ATLANTIC CITY, N.J. – Two new casinos proposed for northern New Jersey near New York City could save, or destroy, Atlantic City, panelists at a major casino conference said Thursday.
Speaking at the East Coast Gaming Congress and iGaming Institute, proponents praised the proposed casinos as the last, best chance to save Atlantic City, because they would send $200 million a year — for a time — to the struggling seaside resort.
But Atlantic City casino officials say the new in-state competition could cause three to five of the surviving eight casinos there to shut down.
“Mark it down in your pads today: It’s going to happen,” Resorts Casino Hotel president Mark Giannantonio said.
He also said New Jersey adding casinos on New York City’s doorstep will force New York State to add its own casinos in Manhattan, or nearby.
“The second these two new casinos open in north Jersey, New York City will retaliate violently,” he said.
New Jersey voters will decide in November whether to authorize two new casinos in the northern part of the state. Locations are not specified, but the two leading contenders are at the Meadowlands Racetrack in East Rutherford, where the NFL’s New York Jets and Giants play, and in Jersey City, where Reebok magnate Paul Fireman proposes a casino resort worth about $5 billion.
Fireman said his project is about luring tourists from New York City, not Atlantic City.
“My intention is 40 to 50 per cent of our customers will come by water” across the Hudson River, he said. “We intend to take the money out of New York instead of New York taking money out of New Jersey.”
It would include a 60-to-80-story hotel tower and nine restaurants adjacent to a golf course in the shadow of the New York skyline.
Analysts say the proposed new casinos could be among the most successful in the nation — at least until one or more open in New York City.
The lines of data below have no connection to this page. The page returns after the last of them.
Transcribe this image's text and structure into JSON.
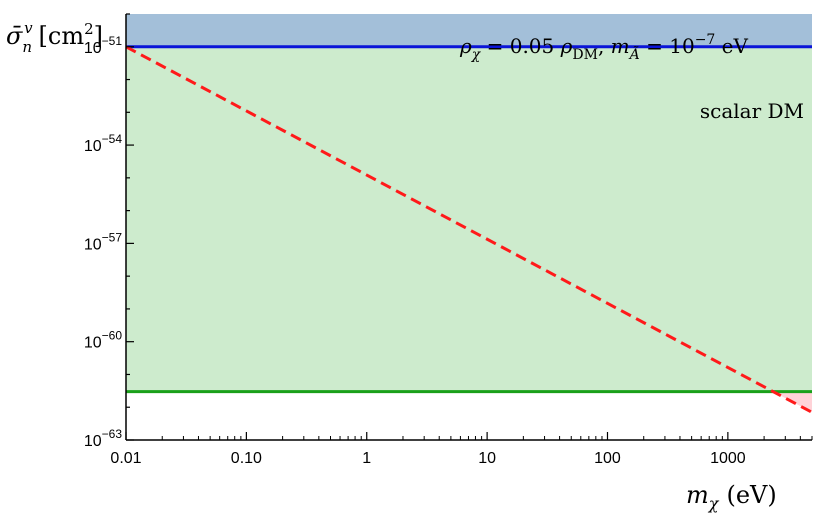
{
  "chart_data": {
    "type": "line",
    "xlabel": "m_χ (eV)",
    "ylabel": "σ̄_n^v [cm²]",
    "xscale": "log",
    "yscale": "log",
    "xlim": [
      0.01,
      5000
    ],
    "ylim": [
      1e-63,
      1e-50
    ],
    "x_ticks": [
      {
        "value": 0.01,
        "label": "0.01"
      },
      {
        "value": 0.1,
        "label": "0.10"
      },
      {
        "value": 1,
        "label": "1"
      },
      {
        "value": 10,
        "label": "10"
      },
      {
        "value": 100,
        "label": "100"
      },
      {
        "value": 1000,
        "label": "1000"
      }
    ],
    "y_ticks": [
      {
        "value": 1e-51,
        "base": "10",
        "exp": "−51"
      },
      {
        "value": 1e-54,
        "base": "10",
        "exp": "−54"
      },
      {
        "value": 1e-57,
        "base": "10",
        "exp": "−57"
      },
      {
        "value": 1e-60,
        "base": "10",
        "exp": "−60"
      },
      {
        "value": 1e-63,
        "base": "10",
        "exp": "−63"
      }
    ],
    "regions": [
      {
        "name": "excluded-top",
        "y_from": 1e-51,
        "y_to": 1e-50,
        "color": "#a3bfd9"
      },
      {
        "name": "green-band",
        "y_from": 3e-62,
        "y_to": 1e-51,
        "color": "#cdebcd"
      },
      {
        "name": "pink-triangle",
        "color": "#ffd3d8"
      }
    ],
    "series": [
      {
        "style": "solid",
        "color": "#0a14d8",
        "x": [
          0.01,
          5000
        ],
        "y": [
          1e-51,
          1e-51
        ]
      },
      {
        "style": "solid",
        "color": "#1aa01a",
        "x": [
          0.01,
          5000
        ],
        "y": [
          3e-62,
          3e-62
        ]
      },
      {
        "style": "dashed",
        "color": "#ff1a1a",
        "x": [
          0.01,
          5000
        ],
        "y": [
          1e-51,
          7e-63
        ]
      }
    ],
    "annotations": [
      {
        "text": "ρ_χ = 0.05 ρ_DM,  m_Ã = 10^−7 eV"
      },
      {
        "text": "scalar DM"
      }
    ]
  }
}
Opponents fear the new north Jersey casinos will kill much of what is left of Atlantic City.
“We are in an oversaturated market, and the way we’re going to help Atlantic City is to build another casino to compete with it?” asked state Assemblyman Chris Brown, an Atlantic City-area Republican.
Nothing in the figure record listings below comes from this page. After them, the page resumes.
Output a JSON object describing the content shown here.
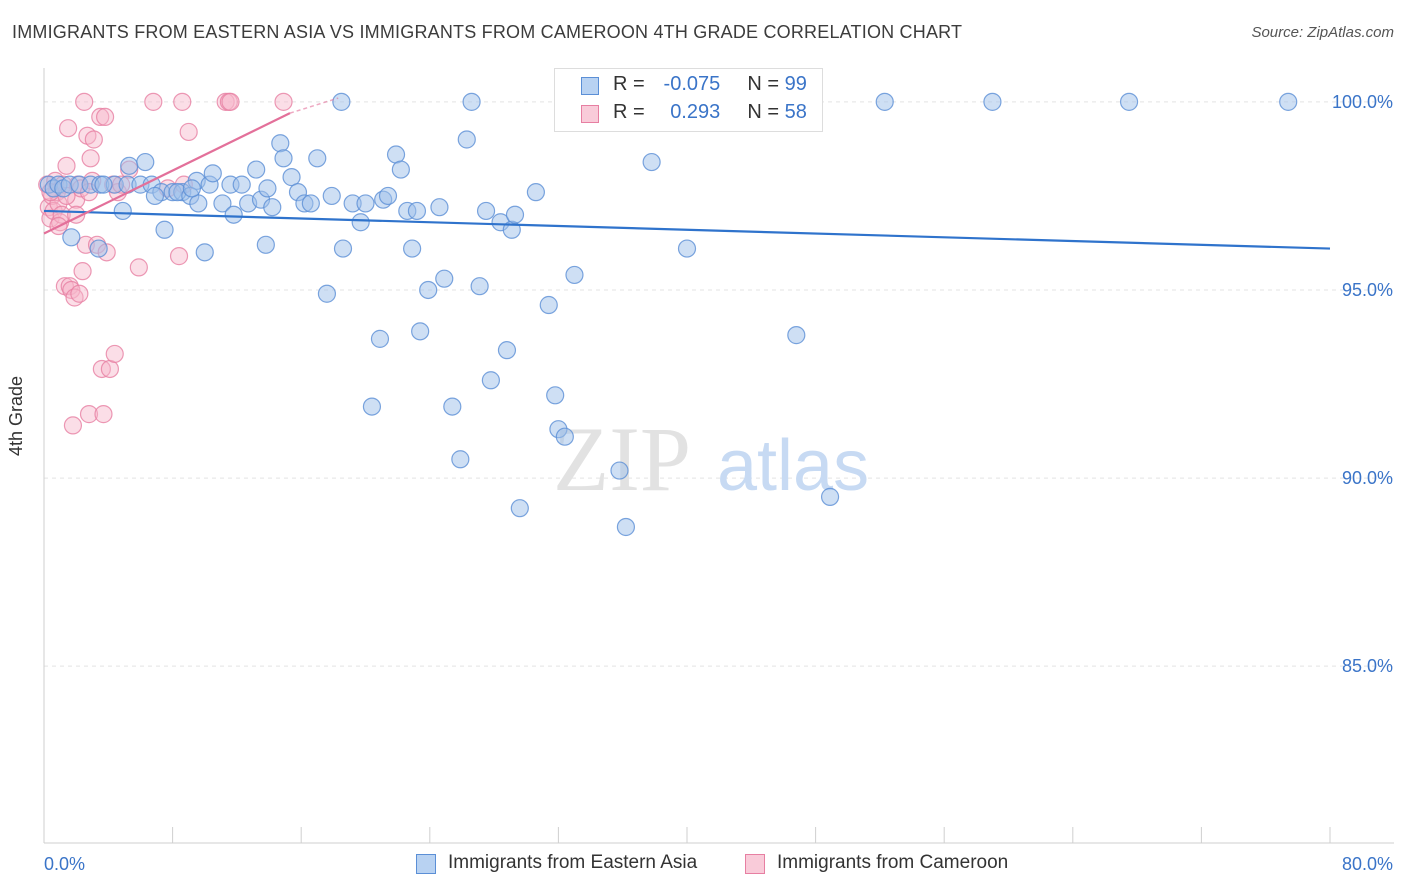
{
  "title": "IMMIGRANTS FROM EASTERN ASIA VS IMMIGRANTS FROM CAMEROON 4TH GRADE CORRELATION CHART",
  "source": "Source: ZipAtlas.com",
  "watermark": {
    "zip": "ZIP",
    "atlas": "atlas"
  },
  "legend": {
    "rows": [
      {
        "r_label": "R =",
        "r_value": "-0.075",
        "n_label": "N =",
        "n_value": "99"
      },
      {
        "r_label": "R =",
        "r_value": "0.293",
        "n_label": "N =",
        "n_value": "58"
      }
    ]
  },
  "colors": {
    "blue_fill": "#9dbfea",
    "blue_stroke": "#5b8fd6",
    "blue_line": "#2f73cc",
    "pink_fill": "#f6b6ca",
    "pink_stroke": "#e77fa2",
    "pink_line": "#e3709a",
    "axis_label": "#3a74c8",
    "grid": "#e3e3e3"
  },
  "chart_data": {
    "type": "scatter",
    "title": "IMMIGRANTS FROM EASTERN ASIA VS IMMIGRANTS FROM CAMEROON 4TH GRADE CORRELATION CHART",
    "xlabel": "",
    "ylabel": "4th Grade",
    "xlim": [
      0,
      80
    ],
    "ylim": [
      80.3,
      100.9
    ],
    "x_tick_labels": [
      "0.0%",
      "80.0%"
    ],
    "y_ticks": [
      85,
      90,
      95,
      100
    ],
    "y_tick_labels": [
      "85.0%",
      "90.0%",
      "95.0%",
      "100.0%"
    ],
    "grid": "horizontal-dashed",
    "legend_position": "bottom-center",
    "series": [
      {
        "name": "Immigrants from Eastern Asia",
        "color": "#9dbfea",
        "trend": {
          "x": [
            0,
            80
          ],
          "y": [
            97.1,
            96.1
          ]
        },
        "points": [
          [
            0.3,
            97.8
          ],
          [
            0.6,
            97.7
          ],
          [
            0.9,
            97.8
          ],
          [
            1.2,
            97.7
          ],
          [
            1.6,
            97.8
          ],
          [
            2.2,
            97.8
          ],
          [
            2.9,
            97.8
          ],
          [
            3.5,
            97.8
          ],
          [
            4.4,
            97.8
          ],
          [
            5.2,
            97.8
          ],
          [
            6.0,
            97.8
          ],
          [
            6.7,
            97.8
          ],
          [
            7.3,
            97.6
          ],
          [
            8.0,
            97.6
          ],
          [
            8.6,
            97.6
          ],
          [
            9.5,
            97.9
          ],
          [
            10.3,
            97.8
          ],
          [
            11.6,
            97.8
          ],
          [
            12.3,
            97.8
          ],
          [
            1.7,
            96.4
          ],
          [
            3.4,
            96.1
          ],
          [
            4.9,
            97.1
          ],
          [
            5.3,
            98.3
          ],
          [
            6.3,
            98.4
          ],
          [
            6.9,
            97.5
          ],
          [
            7.5,
            96.6
          ],
          [
            8.3,
            97.6
          ],
          [
            9.1,
            97.5
          ],
          [
            9.6,
            97.3
          ],
          [
            10.0,
            96.0
          ],
          [
            10.5,
            98.1
          ],
          [
            11.1,
            97.3
          ],
          [
            11.8,
            97.0
          ],
          [
            12.7,
            97.3
          ],
          [
            13.2,
            98.2
          ],
          [
            13.5,
            97.4
          ],
          [
            13.8,
            96.2
          ],
          [
            14.2,
            97.2
          ],
          [
            14.7,
            98.9
          ],
          [
            14.9,
            98.5
          ],
          [
            15.4,
            98.0
          ],
          [
            15.8,
            97.6
          ],
          [
            16.2,
            97.3
          ],
          [
            16.6,
            97.3
          ],
          [
            17.0,
            98.5
          ],
          [
            17.6,
            94.9
          ],
          [
            17.9,
            97.5
          ],
          [
            18.5,
            100.0
          ],
          [
            18.6,
            96.1
          ],
          [
            19.2,
            97.3
          ],
          [
            19.7,
            96.8
          ],
          [
            20.4,
            91.9
          ],
          [
            20.9,
            93.7
          ],
          [
            21.1,
            97.4
          ],
          [
            21.4,
            97.5
          ],
          [
            21.9,
            98.6
          ],
          [
            22.2,
            98.2
          ],
          [
            22.6,
            97.1
          ],
          [
            22.9,
            96.1
          ],
          [
            23.2,
            97.1
          ],
          [
            23.4,
            93.9
          ],
          [
            23.9,
            95.0
          ],
          [
            24.6,
            97.2
          ],
          [
            24.9,
            95.3
          ],
          [
            25.4,
            91.9
          ],
          [
            25.9,
            90.5
          ],
          [
            26.3,
            99.0
          ],
          [
            26.6,
            100.0
          ],
          [
            27.1,
            95.1
          ],
          [
            27.5,
            97.1
          ],
          [
            27.8,
            92.6
          ],
          [
            28.4,
            96.8
          ],
          [
            28.8,
            93.4
          ],
          [
            29.1,
            96.6
          ],
          [
            29.3,
            97.0
          ],
          [
            29.6,
            89.2
          ],
          [
            30.6,
            97.6
          ],
          [
            31.4,
            94.6
          ],
          [
            31.8,
            92.2
          ],
          [
            32.0,
            91.3
          ],
          [
            32.4,
            91.1
          ],
          [
            33.0,
            95.4
          ],
          [
            35.8,
            90.2
          ],
          [
            35.8,
            100.0
          ],
          [
            36.2,
            88.7
          ],
          [
            37.1,
            100.0
          ],
          [
            37.8,
            98.4
          ],
          [
            39.9,
            100.0
          ],
          [
            40.0,
            96.1
          ],
          [
            46.8,
            93.8
          ],
          [
            48.9,
            89.5
          ],
          [
            52.3,
            100.0
          ],
          [
            59.0,
            100.0
          ],
          [
            67.5,
            100.0
          ],
          [
            77.4,
            100.0
          ],
          [
            3.7,
            97.8
          ],
          [
            9.2,
            97.7
          ],
          [
            13.9,
            97.7
          ],
          [
            20.0,
            97.3
          ]
        ]
      },
      {
        "name": "Immigrants from Cameroon",
        "color": "#f6b6ca",
        "trend": {
          "x": [
            0,
            15.3
          ],
          "y": [
            96.5,
            99.7
          ]
        },
        "trend_dashed": {
          "x": [
            15.3,
            18.3
          ],
          "y": [
            99.7,
            100.1
          ]
        },
        "points": [
          [
            0.2,
            97.8
          ],
          [
            0.3,
            97.2
          ],
          [
            0.4,
            96.9
          ],
          [
            0.5,
            97.5
          ],
          [
            0.6,
            97.1
          ],
          [
            0.7,
            97.9
          ],
          [
            0.8,
            97.6
          ],
          [
            0.9,
            97.3
          ],
          [
            1.0,
            96.8
          ],
          [
            1.1,
            97.0
          ],
          [
            1.2,
            97.8
          ],
          [
            1.3,
            95.1
          ],
          [
            1.4,
            98.3
          ],
          [
            1.5,
            99.3
          ],
          [
            1.6,
            95.1
          ],
          [
            1.7,
            95.0
          ],
          [
            1.8,
            91.4
          ],
          [
            1.9,
            94.8
          ],
          [
            2.0,
            97.4
          ],
          [
            2.1,
            97.8
          ],
          [
            2.2,
            94.9
          ],
          [
            2.3,
            97.7
          ],
          [
            2.4,
            95.5
          ],
          [
            2.5,
            100.0
          ],
          [
            2.6,
            96.2
          ],
          [
            2.7,
            99.1
          ],
          [
            2.8,
            91.7
          ],
          [
            2.9,
            98.5
          ],
          [
            3.0,
            97.9
          ],
          [
            3.1,
            99.0
          ],
          [
            3.3,
            96.2
          ],
          [
            3.5,
            99.6
          ],
          [
            3.6,
            92.9
          ],
          [
            3.7,
            91.7
          ],
          [
            3.8,
            99.6
          ],
          [
            3.9,
            96.0
          ],
          [
            4.1,
            92.9
          ],
          [
            4.3,
            97.8
          ],
          [
            4.4,
            93.3
          ],
          [
            4.6,
            97.6
          ],
          [
            4.8,
            97.8
          ],
          [
            5.3,
            98.2
          ],
          [
            5.9,
            95.6
          ],
          [
            6.8,
            100.0
          ],
          [
            7.7,
            97.7
          ],
          [
            8.4,
            95.9
          ],
          [
            8.7,
            97.8
          ],
          [
            8.6,
            100.0
          ],
          [
            9.0,
            99.2
          ],
          [
            11.3,
            100.0
          ],
          [
            11.5,
            100.0
          ],
          [
            11.6,
            100.0
          ],
          [
            14.9,
            100.0
          ],
          [
            0.4,
            97.6
          ],
          [
            0.9,
            96.7
          ],
          [
            1.4,
            97.5
          ],
          [
            2.0,
            97.0
          ],
          [
            2.8,
            97.6
          ]
        ]
      }
    ]
  },
  "bottom_legend": {
    "items": [
      {
        "label": "Immigrants from Eastern Asia"
      },
      {
        "label": "Immigrants from Cameroon"
      }
    ]
  }
}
Jeff Gural, who operates the Meadowlands Racetrack and proposes a casino there, scoffed at opponents’ predictions of massive additional Atlantic City casino closures.
“Are they serious saying three to five casinos would close?” he asked. “Seriously? That’s crazy. The people that do those studies are the same ones who decided it would be a good idea to open Revel.”
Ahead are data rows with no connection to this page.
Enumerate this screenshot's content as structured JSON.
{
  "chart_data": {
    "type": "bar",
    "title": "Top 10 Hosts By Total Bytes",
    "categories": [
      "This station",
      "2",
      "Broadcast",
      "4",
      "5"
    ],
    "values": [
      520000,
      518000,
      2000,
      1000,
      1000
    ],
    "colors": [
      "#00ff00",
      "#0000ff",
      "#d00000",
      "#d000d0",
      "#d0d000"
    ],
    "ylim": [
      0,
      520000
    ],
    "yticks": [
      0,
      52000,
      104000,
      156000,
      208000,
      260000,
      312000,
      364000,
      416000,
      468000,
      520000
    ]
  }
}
He was referring to Atlantic City’s most spectacular casino failure, the $2.4 billion Revel resort that closed after just over two years of never having turned a profit.
Gural also said the current proposal for north Jersey casinos is Atlantic City’s best bet to help itself through the casino revenue the northern casinos would send to the city.
Gural said if this fall’s referendum fails, a new one will likely be proposed in two years, but without any aid being diverted to Atlantic City.